DIAGNOSTIC STUDIES:  We went ahead and obtained a head CT, which I reviewed personally and then a CT scan.  This shows the patient has, to my mind, slightly increased herniation of the right brain outward through the craniotomy defect, but in reviewing it with Neuroradiology, they felt there was no significant change.  The left frontoparietal subdural collection seen on yesterday's CT was no longer present.  Chest x-ray was also performed.  In comparison to the prior x-ray, the costophrenic angles were well seen, though there was increased vascular congestion in the pulmonary vessels.  There also appeared to be increased penetration in different technique, compared to the film two days ago.

It is noteworthy, his lung examination revealed decreased breath sounds and breath movements bilaterally, no rales or rhonchi were heard.  Also noteworthy on the examination of the patient was the absence of ataxia and nystagmus.

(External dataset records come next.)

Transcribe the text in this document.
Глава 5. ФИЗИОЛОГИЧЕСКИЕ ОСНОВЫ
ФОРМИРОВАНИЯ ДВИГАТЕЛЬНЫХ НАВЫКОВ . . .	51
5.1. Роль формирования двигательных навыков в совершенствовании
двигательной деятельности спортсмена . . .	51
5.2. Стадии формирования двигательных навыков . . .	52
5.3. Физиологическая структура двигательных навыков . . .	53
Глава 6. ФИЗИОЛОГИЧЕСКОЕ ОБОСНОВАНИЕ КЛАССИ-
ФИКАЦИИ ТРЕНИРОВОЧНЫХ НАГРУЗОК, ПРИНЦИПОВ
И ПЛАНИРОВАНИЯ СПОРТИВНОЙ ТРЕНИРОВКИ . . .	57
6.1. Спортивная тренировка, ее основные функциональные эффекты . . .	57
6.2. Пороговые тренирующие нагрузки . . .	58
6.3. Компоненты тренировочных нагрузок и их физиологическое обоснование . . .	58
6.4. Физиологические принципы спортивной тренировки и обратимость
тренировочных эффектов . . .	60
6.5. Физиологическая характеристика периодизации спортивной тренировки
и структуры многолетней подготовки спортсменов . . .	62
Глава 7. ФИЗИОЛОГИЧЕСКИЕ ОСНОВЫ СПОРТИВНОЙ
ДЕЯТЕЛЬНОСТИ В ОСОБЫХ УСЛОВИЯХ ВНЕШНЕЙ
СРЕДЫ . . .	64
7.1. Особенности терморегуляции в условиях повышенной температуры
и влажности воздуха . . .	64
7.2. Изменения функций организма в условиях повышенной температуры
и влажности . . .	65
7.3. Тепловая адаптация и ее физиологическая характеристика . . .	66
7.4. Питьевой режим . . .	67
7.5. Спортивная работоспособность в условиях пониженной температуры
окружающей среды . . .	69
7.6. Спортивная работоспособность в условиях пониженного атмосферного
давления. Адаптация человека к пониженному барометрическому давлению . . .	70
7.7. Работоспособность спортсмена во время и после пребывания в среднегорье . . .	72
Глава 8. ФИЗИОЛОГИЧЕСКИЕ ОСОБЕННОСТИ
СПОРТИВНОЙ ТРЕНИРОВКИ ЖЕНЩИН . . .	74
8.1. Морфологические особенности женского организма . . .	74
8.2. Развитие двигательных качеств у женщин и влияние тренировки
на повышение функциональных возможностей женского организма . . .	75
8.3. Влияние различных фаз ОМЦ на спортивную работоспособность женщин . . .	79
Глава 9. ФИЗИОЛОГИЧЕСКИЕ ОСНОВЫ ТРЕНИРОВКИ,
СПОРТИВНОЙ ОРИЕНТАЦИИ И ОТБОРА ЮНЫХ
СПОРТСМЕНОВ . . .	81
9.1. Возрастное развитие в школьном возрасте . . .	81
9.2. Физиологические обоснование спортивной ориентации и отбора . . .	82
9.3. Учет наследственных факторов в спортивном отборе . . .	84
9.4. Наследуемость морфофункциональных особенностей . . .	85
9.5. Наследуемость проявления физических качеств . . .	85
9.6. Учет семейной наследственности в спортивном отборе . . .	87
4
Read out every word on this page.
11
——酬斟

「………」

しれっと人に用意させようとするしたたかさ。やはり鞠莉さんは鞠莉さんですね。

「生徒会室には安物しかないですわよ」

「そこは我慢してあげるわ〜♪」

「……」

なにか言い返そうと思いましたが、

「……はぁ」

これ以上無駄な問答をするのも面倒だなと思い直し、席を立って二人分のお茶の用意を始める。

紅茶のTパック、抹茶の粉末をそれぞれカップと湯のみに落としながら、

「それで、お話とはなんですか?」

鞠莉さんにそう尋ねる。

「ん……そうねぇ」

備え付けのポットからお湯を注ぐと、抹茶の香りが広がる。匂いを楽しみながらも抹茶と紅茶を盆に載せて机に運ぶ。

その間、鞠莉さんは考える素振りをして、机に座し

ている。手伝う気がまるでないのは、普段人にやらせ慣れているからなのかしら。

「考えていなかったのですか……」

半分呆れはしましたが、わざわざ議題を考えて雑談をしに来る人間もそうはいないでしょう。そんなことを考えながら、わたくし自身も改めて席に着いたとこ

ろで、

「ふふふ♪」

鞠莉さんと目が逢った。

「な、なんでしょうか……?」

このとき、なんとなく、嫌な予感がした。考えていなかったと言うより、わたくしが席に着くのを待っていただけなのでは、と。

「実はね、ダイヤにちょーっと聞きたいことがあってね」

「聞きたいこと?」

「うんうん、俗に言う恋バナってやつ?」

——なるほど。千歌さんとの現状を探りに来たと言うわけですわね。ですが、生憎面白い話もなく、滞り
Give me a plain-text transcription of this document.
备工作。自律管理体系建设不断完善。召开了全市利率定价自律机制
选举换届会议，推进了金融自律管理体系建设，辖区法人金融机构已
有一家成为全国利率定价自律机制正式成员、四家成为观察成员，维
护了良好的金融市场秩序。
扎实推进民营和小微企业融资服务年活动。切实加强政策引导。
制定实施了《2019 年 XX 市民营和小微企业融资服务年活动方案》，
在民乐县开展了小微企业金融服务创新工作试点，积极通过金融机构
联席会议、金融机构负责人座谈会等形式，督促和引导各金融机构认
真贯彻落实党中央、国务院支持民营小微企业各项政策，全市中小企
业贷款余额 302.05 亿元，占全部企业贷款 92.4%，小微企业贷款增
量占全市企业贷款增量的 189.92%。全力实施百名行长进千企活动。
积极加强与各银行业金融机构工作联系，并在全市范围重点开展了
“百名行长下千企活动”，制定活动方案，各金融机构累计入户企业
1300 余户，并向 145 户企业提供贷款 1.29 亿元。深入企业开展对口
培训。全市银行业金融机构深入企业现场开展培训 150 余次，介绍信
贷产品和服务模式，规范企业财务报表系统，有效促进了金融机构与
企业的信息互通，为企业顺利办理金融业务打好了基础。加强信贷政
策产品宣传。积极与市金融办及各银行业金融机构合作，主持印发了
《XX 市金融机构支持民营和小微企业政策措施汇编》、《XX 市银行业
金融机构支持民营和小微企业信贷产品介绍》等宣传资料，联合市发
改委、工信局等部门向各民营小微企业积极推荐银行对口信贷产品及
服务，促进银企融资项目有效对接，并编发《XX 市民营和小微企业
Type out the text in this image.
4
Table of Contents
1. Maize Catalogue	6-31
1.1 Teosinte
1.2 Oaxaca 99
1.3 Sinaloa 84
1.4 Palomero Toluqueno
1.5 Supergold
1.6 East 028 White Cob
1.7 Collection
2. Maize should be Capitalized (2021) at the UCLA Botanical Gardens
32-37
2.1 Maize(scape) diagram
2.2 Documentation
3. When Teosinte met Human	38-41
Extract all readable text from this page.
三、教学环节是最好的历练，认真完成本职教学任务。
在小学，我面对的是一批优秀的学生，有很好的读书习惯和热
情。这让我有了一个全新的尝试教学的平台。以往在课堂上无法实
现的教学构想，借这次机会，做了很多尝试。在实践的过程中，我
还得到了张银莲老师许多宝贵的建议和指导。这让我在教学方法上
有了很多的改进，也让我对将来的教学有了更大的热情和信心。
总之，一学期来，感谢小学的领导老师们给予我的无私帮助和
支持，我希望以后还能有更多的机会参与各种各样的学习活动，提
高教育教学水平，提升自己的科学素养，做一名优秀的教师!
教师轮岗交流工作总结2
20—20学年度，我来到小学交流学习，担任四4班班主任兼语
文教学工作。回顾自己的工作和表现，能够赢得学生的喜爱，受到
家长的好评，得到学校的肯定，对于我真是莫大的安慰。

Dr. Doe and I discussed the patient's triage and strategy for further treatment and felt that with the equivocal chest x-ray, it might be reasonable to consider evaluation by Neurosurgery, but given his tachypnea and fever, I also felt this patient should be given one dose of Zosyn because I believe that he does have pneumonia.  Zosyn would not cross the blood-brain barrier and would not likely interfere with cultures of the CSF.

IMPRESSION:
1.  Lethargy, fever of unknown origin, possibly pulmonary, possibly CSF.  However, CT of the brain shows no evidence of overt increased difficulty in CSF drainage, that is the vent sizes are same as they were the other day and actually the CT looks improved with resolution of the subdural collection on the left.  The patient's clinical examination is somewhat worse because of the temperature, but there is no new focal neurological finding.  Certainly, the Dilantin toxicity also is at play.
2.  Dilantin toxicity:  Probably secondary to the high-loading dose in combination with existing Depakote 1500 mg a day.  The patient currently is being appropriately managed with holding his Dilantin.
3.  Seizure disorder:  The patient was witnessed to have generalized tonic-clonic seizure on MM/DD/YYYY, which has so far not recurred.  He is at risk with the high Dilantin level and needs to have daily Dilantin levels monitored.
4.  Spastic left hemiplegia.
5.  Bilateral lower extremity clonus:  Possibly worsened by his febrile state.

RECOMMENDATIONS:
1.  CT, done.
2.  EEG and follow up here.
3.  Chest x-ray, done.
4.  Neurosurgical evaluation, done.
5.  Hold Dilantin but check daily levels on this patient and restart the Dilantin when his level returns between 15 and 20.  Do not wait to see it drop under 15.  It should be started at a dose of 300 mg h.s.
6.  Continue to hold the Depakote and do not reinstitute for now.
7.  Add folic acid 1 mg a day because he is on AED at this time.
8.  Os-Cal D 500 mg b.i.d. while on AED and nonambulatory.

Thank you for this consultation.  I will continue to follow the patient along with you.